Overall, these visits have been really enjoyable. Visiting the art class was probably my favorite, but I did realize that even just spending 20 minutes in a class gives me plenty to observe and a lot to think about. Here are a few of my takeaways after being in others’ classes:
- It’s invigorating and refreshing to watch my colleagues teach, regardless of discipline.
- I can easily empathize with students who might have an entire class day with teachers talking at them. I also find myself thinking about the student who is less inclined to participate in class discussions. That person could spend the whole day not speaking, and not engaging, depending on the activities planned in each class. I need to make sure my class engages all of my students at least some of the time.
- A one-on-one private conversation with a student is often the best first step to take to understand someone. I found myself giving the advice on multiple occasions to talk directly with the student whose actions are frustrating to you; step away from the heat of the moment, and ask some questions about why they are acting the way that they do. Then, be prepared to listen. How does that kid who is dominating the class discussion want you to notify them that they need to take a break? Empower the student to navigate whatever situation you are in, and work on a solution together.
- Returning student work promptly is always a good idea, and will always be appreciated.
- Teachers doing all or most of the talking does not result in a good class experience.

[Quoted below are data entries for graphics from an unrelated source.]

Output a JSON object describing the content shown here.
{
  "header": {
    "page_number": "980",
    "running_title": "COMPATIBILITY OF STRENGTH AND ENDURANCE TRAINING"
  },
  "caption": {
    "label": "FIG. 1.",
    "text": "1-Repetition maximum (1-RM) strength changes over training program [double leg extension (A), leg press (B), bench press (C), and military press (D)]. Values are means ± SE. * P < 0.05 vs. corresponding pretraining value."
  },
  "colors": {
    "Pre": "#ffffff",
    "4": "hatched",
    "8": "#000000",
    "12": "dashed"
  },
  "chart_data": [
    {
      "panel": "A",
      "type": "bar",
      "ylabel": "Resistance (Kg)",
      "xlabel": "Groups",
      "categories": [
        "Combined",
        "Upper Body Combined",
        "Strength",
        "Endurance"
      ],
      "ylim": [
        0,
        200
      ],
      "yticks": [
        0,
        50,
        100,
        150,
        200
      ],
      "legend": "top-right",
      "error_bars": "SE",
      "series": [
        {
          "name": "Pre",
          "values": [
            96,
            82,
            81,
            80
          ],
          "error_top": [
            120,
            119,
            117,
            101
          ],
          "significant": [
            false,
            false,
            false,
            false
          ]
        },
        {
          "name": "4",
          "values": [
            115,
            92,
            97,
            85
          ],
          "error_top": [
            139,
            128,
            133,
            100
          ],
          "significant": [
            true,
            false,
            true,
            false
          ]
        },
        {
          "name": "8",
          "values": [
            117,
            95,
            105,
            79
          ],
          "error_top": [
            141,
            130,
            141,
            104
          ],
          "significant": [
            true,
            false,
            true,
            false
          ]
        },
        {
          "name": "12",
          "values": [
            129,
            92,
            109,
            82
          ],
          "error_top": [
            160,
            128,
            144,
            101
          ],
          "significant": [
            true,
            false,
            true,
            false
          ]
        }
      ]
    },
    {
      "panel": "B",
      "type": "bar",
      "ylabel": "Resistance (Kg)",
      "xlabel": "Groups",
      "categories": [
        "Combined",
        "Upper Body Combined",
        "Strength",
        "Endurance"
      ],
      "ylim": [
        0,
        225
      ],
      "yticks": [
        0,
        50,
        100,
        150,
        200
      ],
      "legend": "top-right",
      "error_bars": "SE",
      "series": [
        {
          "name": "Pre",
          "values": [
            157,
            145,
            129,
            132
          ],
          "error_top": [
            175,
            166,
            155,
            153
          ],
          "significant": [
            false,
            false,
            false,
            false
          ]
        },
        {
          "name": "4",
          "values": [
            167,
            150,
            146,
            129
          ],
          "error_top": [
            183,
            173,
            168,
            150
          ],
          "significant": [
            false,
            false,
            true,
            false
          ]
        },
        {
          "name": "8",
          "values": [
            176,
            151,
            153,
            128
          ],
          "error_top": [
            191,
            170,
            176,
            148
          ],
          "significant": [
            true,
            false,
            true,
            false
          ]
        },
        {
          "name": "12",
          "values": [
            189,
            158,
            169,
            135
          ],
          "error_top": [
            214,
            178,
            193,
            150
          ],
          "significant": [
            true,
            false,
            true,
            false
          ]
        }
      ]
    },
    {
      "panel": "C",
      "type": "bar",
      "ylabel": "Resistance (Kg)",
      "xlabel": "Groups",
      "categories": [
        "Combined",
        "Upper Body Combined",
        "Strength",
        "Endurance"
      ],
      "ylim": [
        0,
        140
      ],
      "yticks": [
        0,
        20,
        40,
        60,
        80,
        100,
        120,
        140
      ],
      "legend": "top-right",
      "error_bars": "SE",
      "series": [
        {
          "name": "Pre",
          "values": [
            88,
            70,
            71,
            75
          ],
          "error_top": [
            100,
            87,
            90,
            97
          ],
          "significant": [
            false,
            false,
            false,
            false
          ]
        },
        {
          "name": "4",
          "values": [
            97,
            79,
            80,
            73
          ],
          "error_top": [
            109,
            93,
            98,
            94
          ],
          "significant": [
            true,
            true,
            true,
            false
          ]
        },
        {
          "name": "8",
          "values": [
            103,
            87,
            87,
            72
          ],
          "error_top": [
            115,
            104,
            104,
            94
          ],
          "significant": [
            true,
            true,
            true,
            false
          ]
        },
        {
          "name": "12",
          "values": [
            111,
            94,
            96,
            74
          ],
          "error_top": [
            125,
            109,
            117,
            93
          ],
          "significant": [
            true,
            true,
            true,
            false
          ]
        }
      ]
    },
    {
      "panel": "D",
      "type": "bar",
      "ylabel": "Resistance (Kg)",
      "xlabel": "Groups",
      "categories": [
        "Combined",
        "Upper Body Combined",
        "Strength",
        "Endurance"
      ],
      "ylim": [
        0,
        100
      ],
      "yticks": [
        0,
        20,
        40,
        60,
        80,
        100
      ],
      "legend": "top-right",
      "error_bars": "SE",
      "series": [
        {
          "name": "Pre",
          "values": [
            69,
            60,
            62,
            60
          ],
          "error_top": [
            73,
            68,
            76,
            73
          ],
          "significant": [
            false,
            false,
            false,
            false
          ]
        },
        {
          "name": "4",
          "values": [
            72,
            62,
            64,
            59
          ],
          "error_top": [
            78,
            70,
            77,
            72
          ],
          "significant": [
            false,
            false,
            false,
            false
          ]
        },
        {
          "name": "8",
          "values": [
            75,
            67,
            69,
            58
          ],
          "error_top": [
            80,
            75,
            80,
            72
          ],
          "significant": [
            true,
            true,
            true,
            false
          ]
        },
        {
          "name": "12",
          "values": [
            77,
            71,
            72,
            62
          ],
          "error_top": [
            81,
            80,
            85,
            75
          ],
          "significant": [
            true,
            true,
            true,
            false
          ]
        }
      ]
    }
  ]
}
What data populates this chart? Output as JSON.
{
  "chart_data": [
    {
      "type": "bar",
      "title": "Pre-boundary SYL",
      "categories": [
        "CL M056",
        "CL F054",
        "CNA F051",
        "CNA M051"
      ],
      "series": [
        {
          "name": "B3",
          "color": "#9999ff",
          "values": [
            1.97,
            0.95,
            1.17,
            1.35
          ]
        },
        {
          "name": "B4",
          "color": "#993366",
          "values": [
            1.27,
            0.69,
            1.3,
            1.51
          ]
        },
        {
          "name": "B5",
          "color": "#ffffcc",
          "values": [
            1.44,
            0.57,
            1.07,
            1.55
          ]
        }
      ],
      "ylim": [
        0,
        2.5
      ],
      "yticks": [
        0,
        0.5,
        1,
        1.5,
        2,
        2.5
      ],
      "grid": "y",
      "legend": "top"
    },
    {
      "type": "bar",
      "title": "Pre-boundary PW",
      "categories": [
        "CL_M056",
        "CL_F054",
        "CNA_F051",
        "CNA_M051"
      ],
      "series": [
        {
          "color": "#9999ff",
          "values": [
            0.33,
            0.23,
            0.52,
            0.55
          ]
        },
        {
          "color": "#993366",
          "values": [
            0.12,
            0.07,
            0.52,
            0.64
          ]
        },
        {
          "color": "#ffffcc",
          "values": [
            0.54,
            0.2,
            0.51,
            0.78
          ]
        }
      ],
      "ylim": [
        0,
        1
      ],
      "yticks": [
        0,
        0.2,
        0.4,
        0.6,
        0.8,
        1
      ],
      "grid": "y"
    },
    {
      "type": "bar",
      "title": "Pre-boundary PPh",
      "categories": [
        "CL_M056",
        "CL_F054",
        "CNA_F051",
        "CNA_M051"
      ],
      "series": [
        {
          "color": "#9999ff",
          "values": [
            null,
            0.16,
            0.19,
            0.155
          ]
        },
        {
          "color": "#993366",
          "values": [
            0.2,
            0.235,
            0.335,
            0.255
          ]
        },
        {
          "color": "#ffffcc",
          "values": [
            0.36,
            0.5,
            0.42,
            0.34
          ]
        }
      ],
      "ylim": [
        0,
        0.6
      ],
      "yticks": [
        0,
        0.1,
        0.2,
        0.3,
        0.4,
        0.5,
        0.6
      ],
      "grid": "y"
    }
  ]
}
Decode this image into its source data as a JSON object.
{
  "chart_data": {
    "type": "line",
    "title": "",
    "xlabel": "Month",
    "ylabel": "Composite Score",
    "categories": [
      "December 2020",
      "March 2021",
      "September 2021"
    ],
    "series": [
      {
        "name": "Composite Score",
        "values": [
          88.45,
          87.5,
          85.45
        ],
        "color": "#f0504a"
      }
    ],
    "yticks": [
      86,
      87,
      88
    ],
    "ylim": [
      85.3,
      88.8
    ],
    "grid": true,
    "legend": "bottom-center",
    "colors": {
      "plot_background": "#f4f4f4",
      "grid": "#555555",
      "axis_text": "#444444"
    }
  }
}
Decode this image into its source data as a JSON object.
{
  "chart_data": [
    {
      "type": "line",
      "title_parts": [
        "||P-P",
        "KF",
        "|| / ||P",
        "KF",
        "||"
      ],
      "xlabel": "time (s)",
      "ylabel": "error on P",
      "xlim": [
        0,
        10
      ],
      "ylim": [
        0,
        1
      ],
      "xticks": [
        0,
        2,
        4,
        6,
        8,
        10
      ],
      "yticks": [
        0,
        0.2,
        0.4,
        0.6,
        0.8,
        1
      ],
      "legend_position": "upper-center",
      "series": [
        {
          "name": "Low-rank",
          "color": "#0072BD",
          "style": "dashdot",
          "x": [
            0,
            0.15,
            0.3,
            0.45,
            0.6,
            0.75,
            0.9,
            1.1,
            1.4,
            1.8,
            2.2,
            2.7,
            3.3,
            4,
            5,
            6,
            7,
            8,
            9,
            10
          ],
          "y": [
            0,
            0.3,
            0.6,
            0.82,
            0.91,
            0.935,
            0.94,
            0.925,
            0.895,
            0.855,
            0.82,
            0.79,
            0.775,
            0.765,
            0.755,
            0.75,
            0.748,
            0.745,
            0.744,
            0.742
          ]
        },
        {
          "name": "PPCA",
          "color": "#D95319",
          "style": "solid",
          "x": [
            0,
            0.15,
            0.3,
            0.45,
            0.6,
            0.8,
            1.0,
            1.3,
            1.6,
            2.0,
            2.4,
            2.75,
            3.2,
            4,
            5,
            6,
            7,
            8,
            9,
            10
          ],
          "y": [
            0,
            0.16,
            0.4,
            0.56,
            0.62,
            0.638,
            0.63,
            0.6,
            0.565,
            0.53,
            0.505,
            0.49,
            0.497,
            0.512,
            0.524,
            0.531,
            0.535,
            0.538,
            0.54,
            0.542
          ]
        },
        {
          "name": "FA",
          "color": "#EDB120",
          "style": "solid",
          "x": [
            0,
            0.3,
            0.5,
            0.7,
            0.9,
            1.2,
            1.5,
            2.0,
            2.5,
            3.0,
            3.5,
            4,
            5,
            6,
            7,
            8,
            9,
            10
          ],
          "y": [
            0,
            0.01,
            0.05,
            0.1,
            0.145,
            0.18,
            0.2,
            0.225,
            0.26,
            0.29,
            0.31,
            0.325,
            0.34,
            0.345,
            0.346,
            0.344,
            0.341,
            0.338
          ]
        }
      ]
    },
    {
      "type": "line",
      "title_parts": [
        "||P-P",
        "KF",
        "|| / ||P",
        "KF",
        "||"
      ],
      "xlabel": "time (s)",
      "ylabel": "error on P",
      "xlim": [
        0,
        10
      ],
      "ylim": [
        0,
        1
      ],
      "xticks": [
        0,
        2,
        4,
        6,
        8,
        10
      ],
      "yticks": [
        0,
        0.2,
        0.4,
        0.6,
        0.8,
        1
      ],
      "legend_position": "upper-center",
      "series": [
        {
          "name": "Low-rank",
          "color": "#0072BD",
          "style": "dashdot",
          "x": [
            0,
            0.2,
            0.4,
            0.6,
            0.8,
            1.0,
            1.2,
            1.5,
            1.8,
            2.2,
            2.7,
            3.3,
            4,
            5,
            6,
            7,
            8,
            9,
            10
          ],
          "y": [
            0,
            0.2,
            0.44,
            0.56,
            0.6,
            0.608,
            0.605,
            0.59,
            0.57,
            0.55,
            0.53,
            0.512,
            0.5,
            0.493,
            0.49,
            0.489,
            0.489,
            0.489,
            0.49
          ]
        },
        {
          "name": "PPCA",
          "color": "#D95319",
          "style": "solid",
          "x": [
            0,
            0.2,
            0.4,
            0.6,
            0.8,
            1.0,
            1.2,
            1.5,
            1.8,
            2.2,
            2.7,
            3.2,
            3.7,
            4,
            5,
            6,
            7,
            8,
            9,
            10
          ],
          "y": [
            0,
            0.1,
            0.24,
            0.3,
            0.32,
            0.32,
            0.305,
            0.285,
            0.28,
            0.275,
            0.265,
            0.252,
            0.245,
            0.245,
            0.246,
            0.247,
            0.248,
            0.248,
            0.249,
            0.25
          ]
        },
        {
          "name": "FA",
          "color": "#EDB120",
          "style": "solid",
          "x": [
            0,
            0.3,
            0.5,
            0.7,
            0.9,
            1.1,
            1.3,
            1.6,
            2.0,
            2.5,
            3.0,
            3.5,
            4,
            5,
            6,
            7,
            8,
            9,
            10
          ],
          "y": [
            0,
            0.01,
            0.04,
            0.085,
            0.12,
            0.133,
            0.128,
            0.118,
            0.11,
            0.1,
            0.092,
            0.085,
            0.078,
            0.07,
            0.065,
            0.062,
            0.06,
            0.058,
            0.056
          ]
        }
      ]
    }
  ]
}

- Teachers need to be paying attention all of the time as to what is going on in their classroom. They won’t see everything but they will see a lot if they look. This makes me of a think of recent post from @dcox21 on When the Activity Isn’t Enough. He wrote about watching students actively doing a Marbleslides activity on Desmos, and observing what we can learn about how they approach the challenge of finding the correct equation. We all need to keep watching, and keep learning.
I’m sure there are many more items to add to this list, but these are my highlights for now. When can you find 20 minutes to visit someone else’s class? If you can make this happen, post something you learned or were reminded about by conducting that visit.